PostgreSQL GROUP BY

How PostgreSQL GROUP BY works: grouping rows with aggregate functions, combining with WHERE and HAVING, grouping by expressions, and common analytics patterns.

12 min read · Last updated: March 2026 · Back to overview

Quick Answer

GROUP BY groups rows that have the same values in specified columns into summary rows. It is always used with aggregate functions (COUNT, SUM, AVG, MIN, MAX) to compute one value per group.
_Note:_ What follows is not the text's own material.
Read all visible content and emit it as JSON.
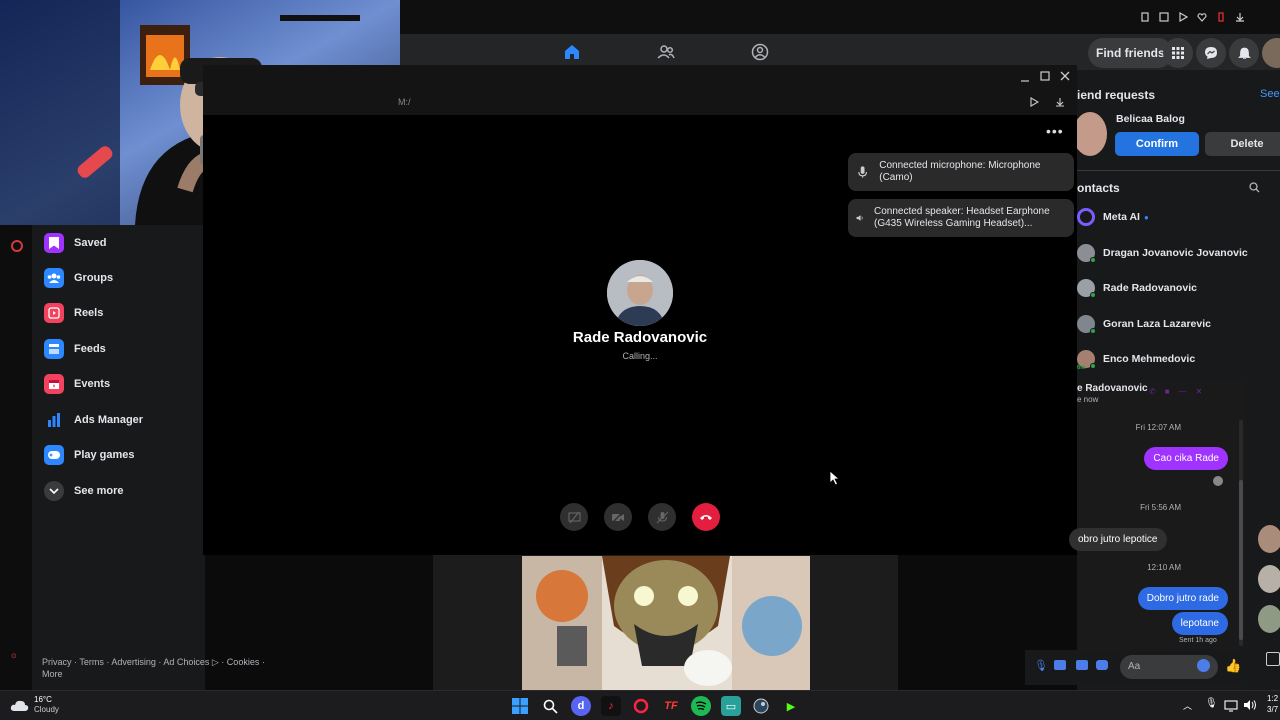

Every column in the SELECT list must either be in GROUP BY or wrapped in an aggregate function.

Spin up a Postgres database in 20 seconds with Vela.

Try Vela Sandbox

Introduction to PostgreSQL GROUP BY

GROUP BY divides rows into groups based on shared column values, then applies aggregate functions to compute summary values for each group.

Syntax:

SELECT column1, aggregate_function(column2)
FROM table_name
WHERE condition
GROUP BY column1
ORDER BY column1;

Every non-aggregated column in SELECT must appear in GROUP BY.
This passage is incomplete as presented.